Close to the coastline much of the land surface comprises Semaphore Sand, an unconsolidated, fine to coarse grained, quartz-carbonate beach sand, blown up from the shore.
Most of the land is underlain by grey, metamorphosed sandstones and siltstones belonging to the Kanmantoo Group of early Cambrian age. Middleton Sandstone, a medium grained metasandstone, outcrops at Black Point (mistakenly shown as False Cape on the 1996 1:100,000 Kingscote geological map), a rugged feature which provides spectacular views of the scenic coastline.
The Middleton Sandstone is intruded by narrow intrusive dykes – dolerite, rhyolite and diorite.

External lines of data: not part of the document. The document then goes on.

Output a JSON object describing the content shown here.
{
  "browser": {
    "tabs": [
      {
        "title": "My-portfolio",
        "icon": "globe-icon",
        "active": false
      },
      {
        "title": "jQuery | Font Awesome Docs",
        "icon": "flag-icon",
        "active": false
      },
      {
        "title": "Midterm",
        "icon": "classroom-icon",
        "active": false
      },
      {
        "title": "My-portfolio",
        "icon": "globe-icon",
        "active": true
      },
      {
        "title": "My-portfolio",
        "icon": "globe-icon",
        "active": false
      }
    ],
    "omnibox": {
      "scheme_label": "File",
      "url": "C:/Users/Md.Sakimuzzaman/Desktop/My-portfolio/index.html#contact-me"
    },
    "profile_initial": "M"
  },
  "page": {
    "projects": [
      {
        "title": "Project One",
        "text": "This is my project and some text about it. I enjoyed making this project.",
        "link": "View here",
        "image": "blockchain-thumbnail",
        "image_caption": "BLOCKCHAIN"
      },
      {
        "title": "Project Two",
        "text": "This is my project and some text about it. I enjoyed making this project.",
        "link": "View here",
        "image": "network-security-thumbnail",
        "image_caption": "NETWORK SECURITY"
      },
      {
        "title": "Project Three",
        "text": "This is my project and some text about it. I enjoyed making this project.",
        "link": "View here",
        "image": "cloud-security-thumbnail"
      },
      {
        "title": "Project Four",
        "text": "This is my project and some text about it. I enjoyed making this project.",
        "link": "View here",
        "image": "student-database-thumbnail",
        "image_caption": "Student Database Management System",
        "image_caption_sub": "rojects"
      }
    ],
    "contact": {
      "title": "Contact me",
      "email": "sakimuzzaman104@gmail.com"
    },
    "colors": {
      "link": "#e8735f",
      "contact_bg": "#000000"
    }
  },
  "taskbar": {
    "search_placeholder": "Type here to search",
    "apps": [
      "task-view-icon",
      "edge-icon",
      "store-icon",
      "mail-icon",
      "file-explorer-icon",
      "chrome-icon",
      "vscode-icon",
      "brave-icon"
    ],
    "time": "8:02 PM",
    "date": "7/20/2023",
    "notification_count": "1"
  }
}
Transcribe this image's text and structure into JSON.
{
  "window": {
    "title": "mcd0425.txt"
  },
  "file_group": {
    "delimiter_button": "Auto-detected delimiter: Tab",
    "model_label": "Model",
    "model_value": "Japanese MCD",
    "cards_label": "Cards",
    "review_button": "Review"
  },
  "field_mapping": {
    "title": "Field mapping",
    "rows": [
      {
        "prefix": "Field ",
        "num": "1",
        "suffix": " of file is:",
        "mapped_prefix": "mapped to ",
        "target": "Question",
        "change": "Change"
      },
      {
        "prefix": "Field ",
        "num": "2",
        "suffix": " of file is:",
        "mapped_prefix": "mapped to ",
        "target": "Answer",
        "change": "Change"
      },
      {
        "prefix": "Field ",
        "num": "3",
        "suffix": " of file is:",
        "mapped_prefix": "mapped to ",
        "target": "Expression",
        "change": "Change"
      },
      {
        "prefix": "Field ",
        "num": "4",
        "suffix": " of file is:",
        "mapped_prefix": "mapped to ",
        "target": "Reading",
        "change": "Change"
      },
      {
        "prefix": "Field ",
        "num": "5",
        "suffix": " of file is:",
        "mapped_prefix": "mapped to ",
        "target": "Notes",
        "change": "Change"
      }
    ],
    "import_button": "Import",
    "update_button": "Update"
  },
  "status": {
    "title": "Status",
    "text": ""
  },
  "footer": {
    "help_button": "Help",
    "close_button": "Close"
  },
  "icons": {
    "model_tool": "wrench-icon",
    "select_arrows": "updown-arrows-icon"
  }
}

There is little run-off because of the highly permeable nature of the calcareous sands and limestone flats. The Willson River at the western end is fed by run-off further to the north and north east, and receives little run-off from the land under review.
Climate, Water Resources
The Dudley Peninsula is the drier end of Kangaroo Island, and the land probably receives about 550 mm of rainfall annually (the 600 mm isohyet is a little to the east). The nearest recording stations, Cape Willoughby, Penneshaw and American River, have mean annual rainfalls of 545 mm, 505 mm and 528 mm respectively.

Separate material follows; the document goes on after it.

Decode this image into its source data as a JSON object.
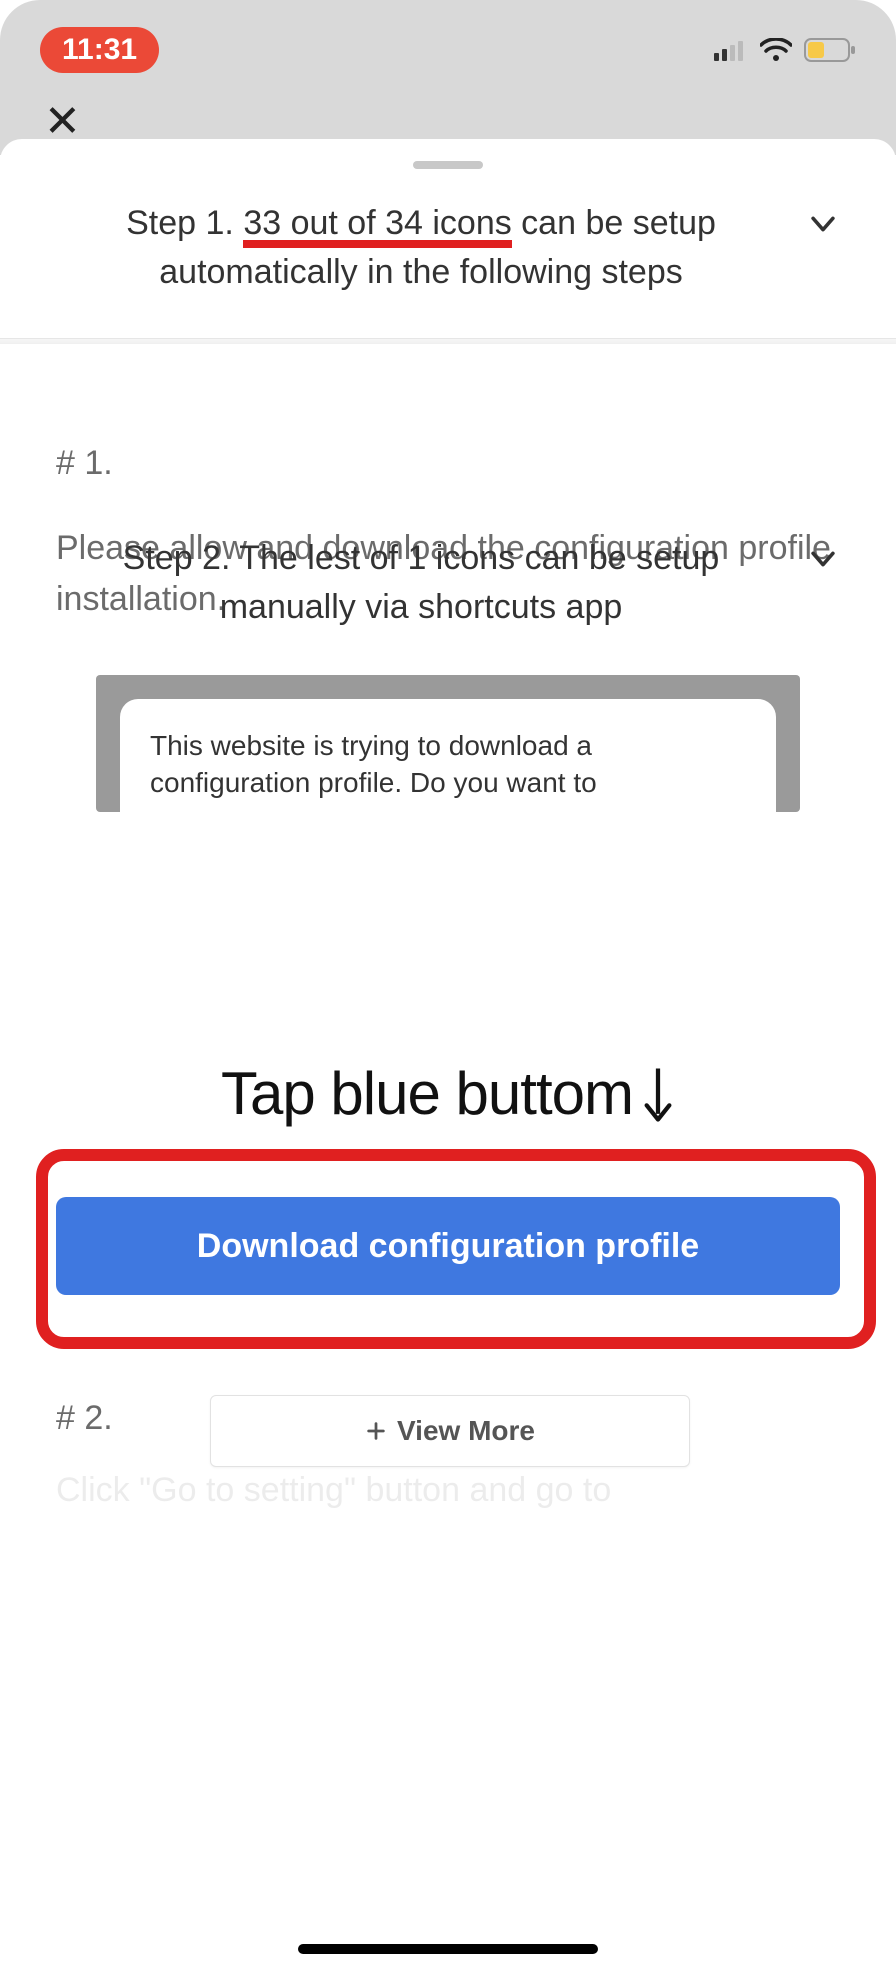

Rainfall is distinctly seasonal, most falling in autumn, winter and spring, with only about 10% falling during summer. It is extremely reliable and droughts are rare; only eight having been recorded so far this century.
Temperatures are cool to mild because of the moderating influence of the Southern Ocean, and frosts are rare. Mean maximum and minimum temperatures are recorded at Cape Willoughby. For summer (December – February) the range is 15 – 21°C, and for winter (June – August) it is 9-14°C.
Kangaroo Island is recognized as a windy area. Summer winds blow most frequently from the southeast at 10 – 20 knots. In April, winds shift to the northwest with the onset of seasonal rains. Most frequent winter winds are from the northwest, again ranging from 10 – 20 knots.
On the map of soil landscape units for Kangaroo Island, the area is shown as coastal dunes. These deep, calcareous sands are highly susceptible to wind erosion and are very infertile. There is usually a build up of organic matter in the top 25 – 30 cm, but there is no differentiated soil profile.
Shallow, red, loamy soils occur on some of the limestone flats.